L'attentat avait fait 17 morts. Son complice a été condamné à la prison à perpétuité.

Le principal accusé, le Marocain Adil Al-Atmani a été condamné à mort, et son complice Hakim Dah à la prison à perpétuité, selon le verdict de la cour.

Quatre des sept autres accusés ont été condamné à quatre ans de prison et trois à deux ans. Les dix accusés ont dix jours jours pour interjeter appel. Dès l'énoncé du verdict concernant Al-Atmani, la soeur de ce dernier s'est mise à crier et à protester dans la salle d'audience empêchant le juge de poursuivre ses jugements, avant de perdre connaissance.

Toujours inscrite dans le code pénal (mais en voie d'être formellement supprimée) la peine de mort n'est plus appliquée au Maroc depuis 1992. La nouvelle constitution votée en juillet prévoit pour la première fois explicitement le "droit à la vie".

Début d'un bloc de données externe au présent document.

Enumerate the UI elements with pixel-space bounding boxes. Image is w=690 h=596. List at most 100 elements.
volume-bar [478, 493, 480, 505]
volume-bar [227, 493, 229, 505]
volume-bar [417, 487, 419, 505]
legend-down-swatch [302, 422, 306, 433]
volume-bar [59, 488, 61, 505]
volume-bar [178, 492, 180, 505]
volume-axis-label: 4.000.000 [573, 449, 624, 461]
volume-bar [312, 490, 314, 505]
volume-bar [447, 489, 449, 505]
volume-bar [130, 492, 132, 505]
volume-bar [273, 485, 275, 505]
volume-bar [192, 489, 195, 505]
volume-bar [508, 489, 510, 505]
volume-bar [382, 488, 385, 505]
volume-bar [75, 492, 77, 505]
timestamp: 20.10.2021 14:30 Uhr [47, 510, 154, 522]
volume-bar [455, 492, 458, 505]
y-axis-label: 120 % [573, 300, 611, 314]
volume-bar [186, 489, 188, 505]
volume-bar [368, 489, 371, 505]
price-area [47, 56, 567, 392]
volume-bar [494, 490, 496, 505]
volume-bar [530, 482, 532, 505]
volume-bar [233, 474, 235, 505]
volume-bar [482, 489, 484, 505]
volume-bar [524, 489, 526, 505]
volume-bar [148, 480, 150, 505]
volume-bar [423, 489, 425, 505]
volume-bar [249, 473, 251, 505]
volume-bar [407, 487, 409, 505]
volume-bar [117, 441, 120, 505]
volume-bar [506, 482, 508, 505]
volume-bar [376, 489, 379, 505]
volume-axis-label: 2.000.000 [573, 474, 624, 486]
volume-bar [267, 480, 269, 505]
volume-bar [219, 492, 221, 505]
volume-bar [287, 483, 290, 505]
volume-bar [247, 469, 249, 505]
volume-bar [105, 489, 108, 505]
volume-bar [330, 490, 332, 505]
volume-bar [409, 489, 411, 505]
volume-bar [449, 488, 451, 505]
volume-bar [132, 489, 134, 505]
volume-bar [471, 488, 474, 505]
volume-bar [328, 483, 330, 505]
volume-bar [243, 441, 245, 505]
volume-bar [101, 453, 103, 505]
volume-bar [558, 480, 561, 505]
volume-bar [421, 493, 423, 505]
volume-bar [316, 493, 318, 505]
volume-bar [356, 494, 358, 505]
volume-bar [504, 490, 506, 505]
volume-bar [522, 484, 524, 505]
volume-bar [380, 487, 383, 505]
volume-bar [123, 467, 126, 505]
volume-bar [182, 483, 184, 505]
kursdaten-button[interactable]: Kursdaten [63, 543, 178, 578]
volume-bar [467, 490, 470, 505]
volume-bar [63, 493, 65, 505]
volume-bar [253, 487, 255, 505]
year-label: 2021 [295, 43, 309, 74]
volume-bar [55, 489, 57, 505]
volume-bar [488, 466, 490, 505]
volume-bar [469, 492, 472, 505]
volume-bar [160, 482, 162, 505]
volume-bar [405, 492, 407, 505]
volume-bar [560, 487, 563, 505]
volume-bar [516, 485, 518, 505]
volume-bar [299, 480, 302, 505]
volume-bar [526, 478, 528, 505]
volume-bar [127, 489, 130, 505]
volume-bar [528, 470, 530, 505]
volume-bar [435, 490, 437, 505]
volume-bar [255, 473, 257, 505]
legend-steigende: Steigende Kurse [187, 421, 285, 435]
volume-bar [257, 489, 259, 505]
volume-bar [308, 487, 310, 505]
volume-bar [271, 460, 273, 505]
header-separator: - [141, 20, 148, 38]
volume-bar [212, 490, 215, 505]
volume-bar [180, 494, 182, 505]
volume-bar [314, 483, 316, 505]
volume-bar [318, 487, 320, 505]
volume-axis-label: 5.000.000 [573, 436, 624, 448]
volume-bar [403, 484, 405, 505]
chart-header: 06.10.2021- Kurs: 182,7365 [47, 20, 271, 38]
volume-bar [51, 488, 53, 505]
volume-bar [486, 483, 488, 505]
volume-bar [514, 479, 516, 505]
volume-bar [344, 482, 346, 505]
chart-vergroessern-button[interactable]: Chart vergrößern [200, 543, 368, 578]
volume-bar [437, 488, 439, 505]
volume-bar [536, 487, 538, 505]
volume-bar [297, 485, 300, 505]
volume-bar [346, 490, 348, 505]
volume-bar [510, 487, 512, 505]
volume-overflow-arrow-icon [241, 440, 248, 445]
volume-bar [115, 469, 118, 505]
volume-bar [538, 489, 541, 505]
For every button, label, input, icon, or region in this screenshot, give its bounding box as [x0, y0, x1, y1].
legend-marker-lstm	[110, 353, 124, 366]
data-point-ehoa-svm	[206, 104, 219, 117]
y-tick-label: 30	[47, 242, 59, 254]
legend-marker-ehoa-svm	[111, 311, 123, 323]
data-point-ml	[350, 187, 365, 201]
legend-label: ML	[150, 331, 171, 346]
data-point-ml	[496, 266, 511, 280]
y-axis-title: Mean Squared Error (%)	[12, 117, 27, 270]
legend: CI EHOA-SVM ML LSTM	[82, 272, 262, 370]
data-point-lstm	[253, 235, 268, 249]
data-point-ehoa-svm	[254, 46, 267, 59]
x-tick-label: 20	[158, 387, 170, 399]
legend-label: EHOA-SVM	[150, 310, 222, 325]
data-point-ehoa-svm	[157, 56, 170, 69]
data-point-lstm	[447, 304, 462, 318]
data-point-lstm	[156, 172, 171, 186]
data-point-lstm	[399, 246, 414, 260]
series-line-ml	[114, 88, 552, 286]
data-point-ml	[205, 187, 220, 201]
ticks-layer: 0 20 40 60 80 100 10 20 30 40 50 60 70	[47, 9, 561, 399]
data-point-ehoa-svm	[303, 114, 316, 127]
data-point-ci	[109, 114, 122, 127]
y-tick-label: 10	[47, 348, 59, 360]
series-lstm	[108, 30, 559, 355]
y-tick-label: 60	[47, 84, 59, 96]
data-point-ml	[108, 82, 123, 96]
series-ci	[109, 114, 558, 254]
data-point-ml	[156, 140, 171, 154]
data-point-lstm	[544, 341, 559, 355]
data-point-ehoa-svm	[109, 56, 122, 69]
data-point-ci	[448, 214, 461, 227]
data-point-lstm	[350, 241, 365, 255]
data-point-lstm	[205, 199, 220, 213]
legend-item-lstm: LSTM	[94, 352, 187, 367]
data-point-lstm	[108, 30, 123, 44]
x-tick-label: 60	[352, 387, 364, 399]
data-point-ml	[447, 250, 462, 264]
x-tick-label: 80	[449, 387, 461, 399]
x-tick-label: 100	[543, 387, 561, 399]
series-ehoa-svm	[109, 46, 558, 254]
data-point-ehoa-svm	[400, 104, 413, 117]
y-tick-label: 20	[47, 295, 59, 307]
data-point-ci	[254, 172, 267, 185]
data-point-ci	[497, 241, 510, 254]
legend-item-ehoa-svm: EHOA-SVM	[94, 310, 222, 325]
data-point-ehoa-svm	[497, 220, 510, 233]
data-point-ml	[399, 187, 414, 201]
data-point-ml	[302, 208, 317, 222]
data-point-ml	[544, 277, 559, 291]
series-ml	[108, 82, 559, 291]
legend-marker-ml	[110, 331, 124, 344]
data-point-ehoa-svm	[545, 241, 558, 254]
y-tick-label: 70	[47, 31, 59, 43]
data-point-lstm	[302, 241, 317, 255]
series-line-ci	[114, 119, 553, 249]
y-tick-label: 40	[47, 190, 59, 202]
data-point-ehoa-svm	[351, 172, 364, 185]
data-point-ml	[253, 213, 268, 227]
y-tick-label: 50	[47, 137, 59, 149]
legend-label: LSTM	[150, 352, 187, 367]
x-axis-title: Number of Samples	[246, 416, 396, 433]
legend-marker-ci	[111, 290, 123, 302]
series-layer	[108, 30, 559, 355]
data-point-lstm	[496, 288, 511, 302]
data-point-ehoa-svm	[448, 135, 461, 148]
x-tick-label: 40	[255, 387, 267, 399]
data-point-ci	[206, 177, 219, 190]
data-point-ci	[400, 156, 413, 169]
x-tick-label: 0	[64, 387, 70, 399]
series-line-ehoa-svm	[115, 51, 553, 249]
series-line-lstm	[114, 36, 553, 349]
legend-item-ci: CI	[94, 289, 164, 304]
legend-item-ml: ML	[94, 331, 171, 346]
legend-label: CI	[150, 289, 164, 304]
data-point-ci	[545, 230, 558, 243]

Les condamnations à quelques années de prison des complices a provoqué la colère des familles des victimes françaises dont certaines se sont déclarées "scandalisées" par la justice marocaine.

"C'est inacceptable et inadmissible de condamner à seulement quatre ans de prsion des complices. Cela veut dire que vous pouvez aider un terroriste assassin et n'écoper que quatre ans. On a perdu confiance en la justice marocaine", a déclaré Isabelle Dewally, mère de la petite Camilla tuée à l'âge de 10 ans dans l'attentat.

Nadine Asnar, la mère d'une des victimes de l'attentat craint que la mort de l'acteur principal ne le place en position de martyr ce qu'elle qualifie d'"inacceptable".

L'avocat du principal accusé, Me Abdelrahman Abideddihne a quant à lui dénoncé la condamnation à mort de son client. "Je m'étonne que la justice continue de prononcer des peines de mort alors que le royaume l'a aboli de facto. Cette sentence figure encore dans la loi, mais il ne faut plus la prononcer dès lors que l'on s'achemine vers sa suppression" a-t-il dit.